Companies with Windows are like a person persisting to wear worn-out shoes. They're uncomfortable, they cause blisters, they don't keep water out, yet they keep them, because going barefoot is worse, I guess. The software industry still has a lot of growing-up to do.
-- Microsoft is the most expensive commodity operating system and office suite vendor in the marketplace.
You were at your buddy's place to watch the Super Bowl. The chips ran out in the second quarter. Since you knew there was no way the half time show was going to be as interesting this year, you volunteered to go get more.
On your way out you made a mental note to come back to your buddy's place, rather than your own. This is the return address. You also made a mental note that you needed potato chips and another case of beer. That list is in your buffer.
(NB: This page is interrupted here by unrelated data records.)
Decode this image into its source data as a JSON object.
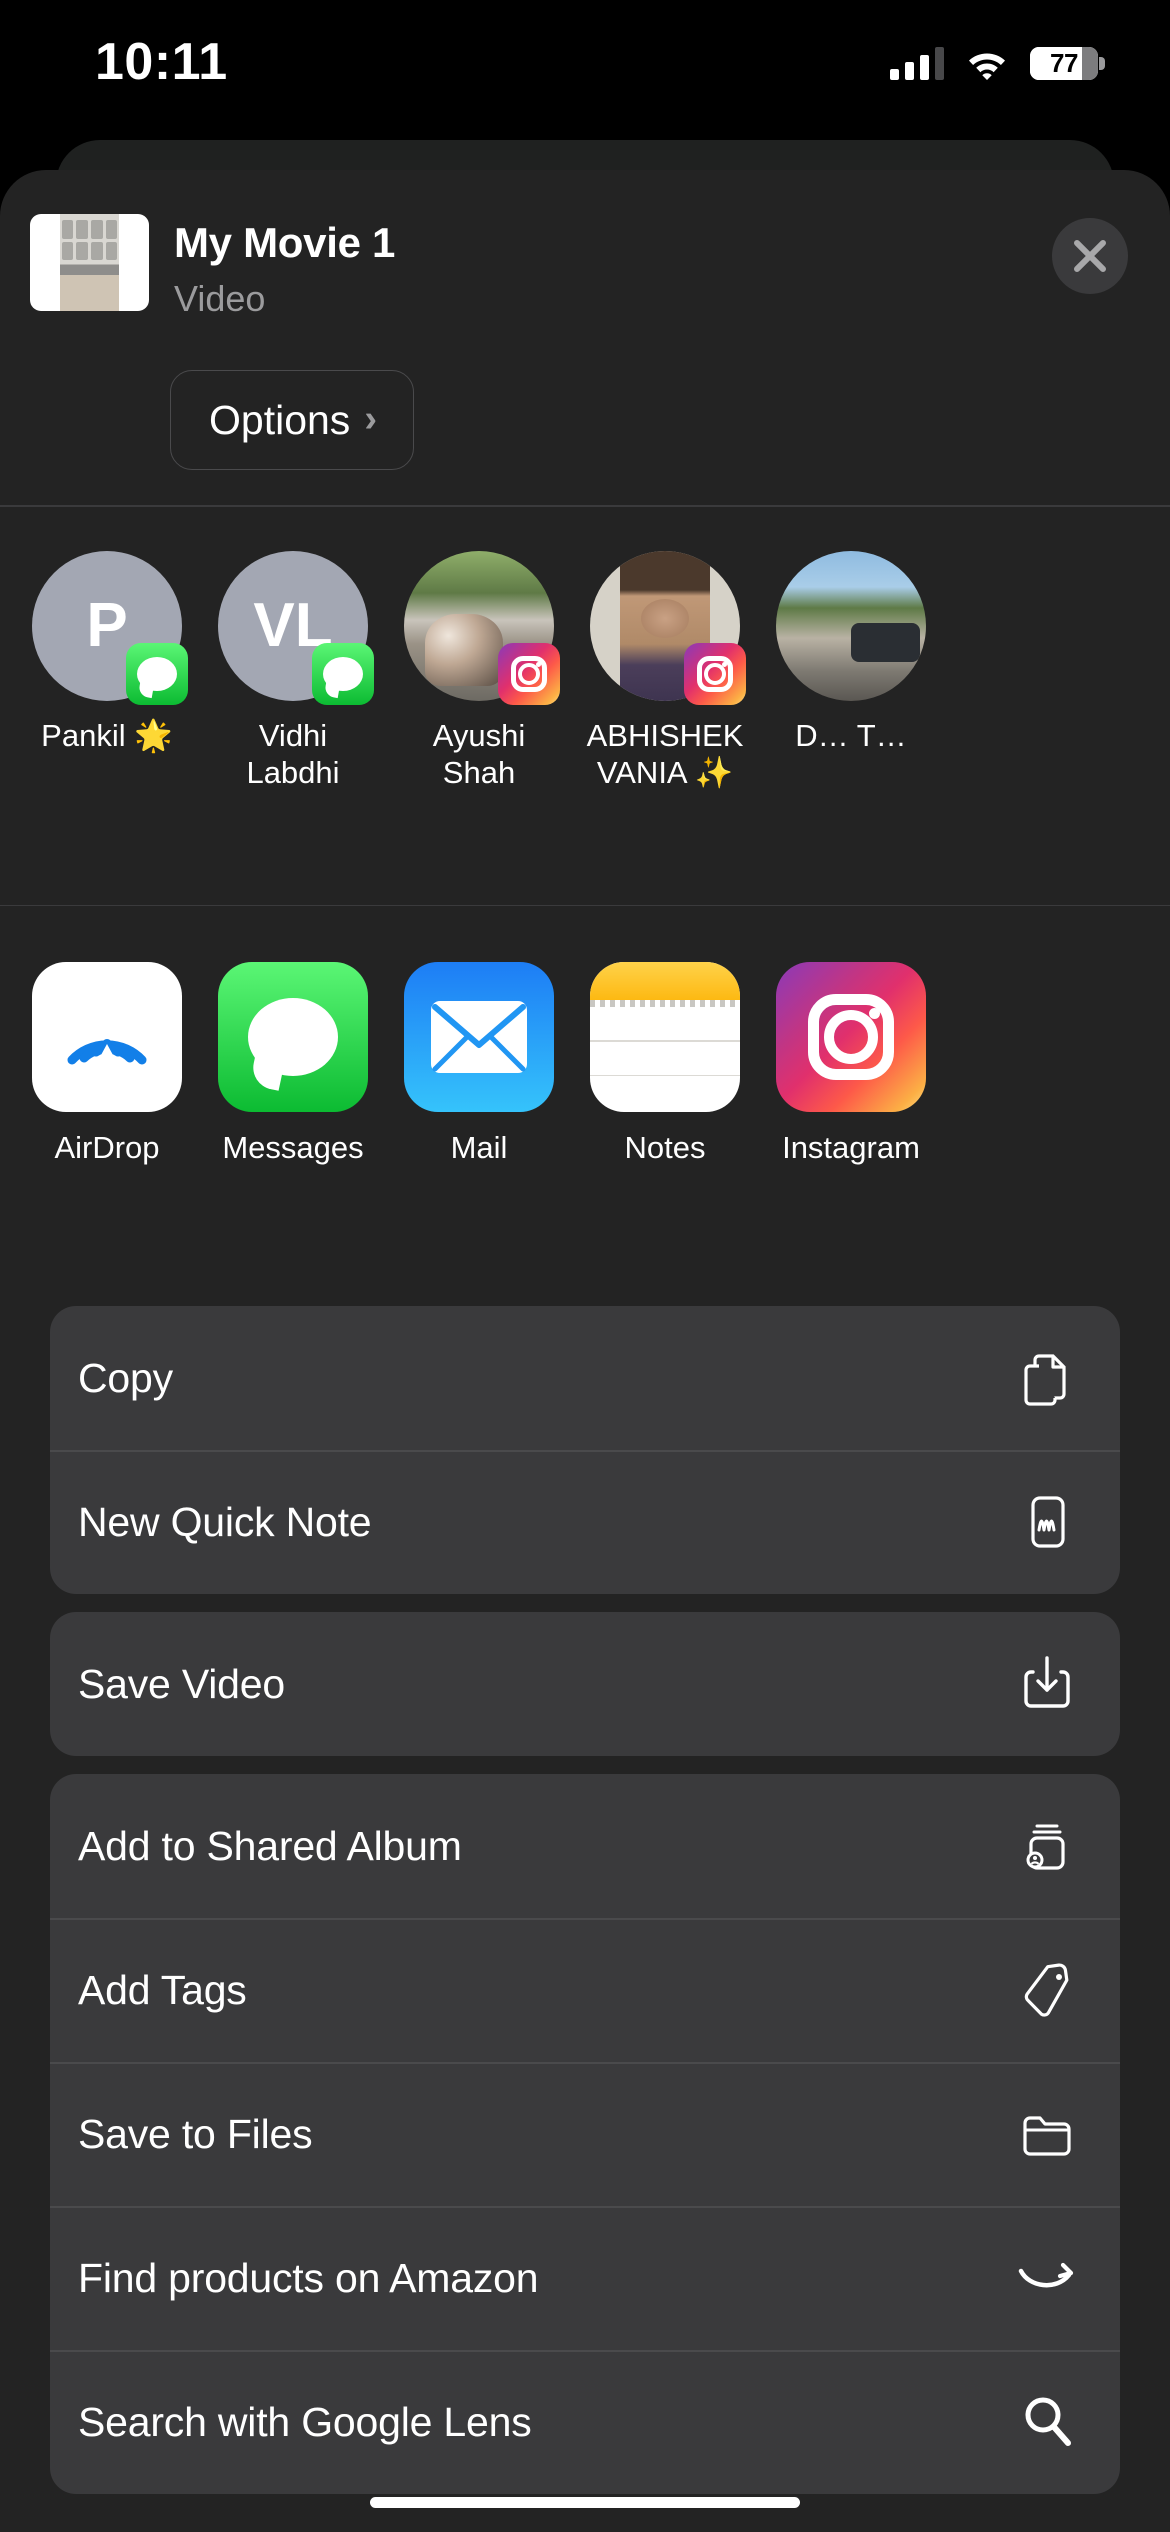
{
  "status_bar": {
    "time": "10:11",
    "signal_icon": "cellular-signal-icon",
    "signal_bars_filled": 3,
    "signal_bars_total": 4,
    "wifi_icon": "wifi-icon",
    "battery_icon": "battery-icon",
    "battery_percent": "77",
    "battery_level": 77
  },
  "header": {
    "thumbnail_name": "video-thumbnail",
    "title": "My Movie 1",
    "subtitle": "Video",
    "close_label": "close-icon",
    "options_label": "Options",
    "options_chevron": "›"
  },
  "contacts": {
    "items": [
      {
        "name": "Pankil 🌟",
        "initials": "P",
        "avatar_type": "initials",
        "badge": "messages-badge"
      },
      {
        "name": "Vidhi Labdhi",
        "initials": "VL",
        "avatar_type": "initials",
        "badge": "messages-badge"
      },
      {
        "name": "Ayushi Shah",
        "initials": "",
        "avatar_type": "photo",
        "badge": "instagram-badge"
      },
      {
        "name": "ABHISHEK VANIA ✨",
        "initials": "",
        "avatar_type": "photo",
        "badge": "instagram-badge"
      },
      {
        "name": "D… T…",
        "initials": "",
        "avatar_type": "photo",
        "badge": ""
      }
    ]
  },
  "apps": {
    "items": [
      {
        "label": "AirDrop",
        "icon": "airdrop-icon"
      },
      {
        "label": "Messages",
        "icon": "messages-icon"
      },
      {
        "label": "Mail",
        "icon": "mail-icon"
      },
      {
        "label": "Notes",
        "icon": "notes-icon"
      },
      {
        "label": "Instagram",
        "icon": "instagram-icon"
      }
    ]
  },
  "action_groups": [
    {
      "rows": [
        {
          "label": "Copy",
          "icon": "copy-documents-icon"
        },
        {
          "label": "New Quick Note",
          "icon": "quick-note-icon"
        }
      ]
    },
    {
      "rows": [
        {
          "label": "Save Video",
          "icon": "save-download-icon"
        }
      ]
    },
    {
      "rows": [
        {
          "label": "Add to Shared Album",
          "icon": "shared-album-icon"
        },
        {
          "label": "Add Tags",
          "icon": "tag-icon"
        },
        {
          "label": "Save to Files",
          "icon": "folder-icon"
        },
        {
          "label": "Find products on Amazon",
          "icon": "amazon-smile-icon"
        },
        {
          "label": "Search with Google Lens",
          "icon": "magnifying-glass-icon"
        }
      ]
    }
  ],
  "colors": {
    "sheet_background": "#232323",
    "card_background": "#3a3a3c",
    "divider": "#4a4a4c",
    "text_primary": "#ffffff",
    "text_secondary": "#9b9b9d",
    "messages_green": "#0cbb32",
    "mail_blue": "#1d7df5",
    "notes_yellow": "#fdb912",
    "airdrop_blue": "#1d7df5"
  }
}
Your other "friend", a known sponge who still owes several people for beer at various events dating back 3 years now, comes along. While you are at the store, he throws an extra case into the cart. He'll pay you back later.
That annoyed you enough that you forgot whose house you were going back to. You ended up at your place before you realized it. As a result, you missed the first few minutes of the third quarter.
The net will not be what we demand, but what we make it. Build it well.
The problem you are describing is not with Windows or Linux. What you are describing is in fact exactly the lack of a "NX" bit. The Intel processors could not make memory readable and not be executable. Thus if you want to read the data on your stack then it was also possible to jump to it and execute it. The fact that Windows or Linux were unable to fix this problem is not their fault.
Possibly you are confused by 80286 segments, which could make memory readable without being executable (because you could only execute by loading the PC segment register, and the OS could apply totally different rules depending on which segment register was being loaded). However apparently the 80286 scheme has a lot of problems which is why neither Windows or Linux use it for virtual memory (I am not sure what the problems are but it is obvious nobody wanted to work with it).
You obviously don't remember how painful it was to program for 16-bit Windows. Segments and thunks and far pointers and all that other bullshit.
:)
Windows uses a 4GB flat address space. The same memory model used by Linux and all other modern OSes. Segmentation, though supported by the hardware, is (1) inefficient and (2) more difficult to program for. Even CPU vendors realize it was bad technology and are moving away from it. Example: The new AMD64 chips support all the segmentation crap in compatibility mode, but if you switch them to 64-bit mode they ONLY SUPPORT A FLAT ADDRESS SPACE. There is a word for this: "Progress".
The real answer, as another poster pointed out, is to add NX bits to the page protection hardware. One of the odd quirks of the x86 page protection hardware was that if you can read it, you can execute it. That turned out to be a bad design.
Does Linux have something like this? Fedora has had Exec-Shield long before Windows had DEP.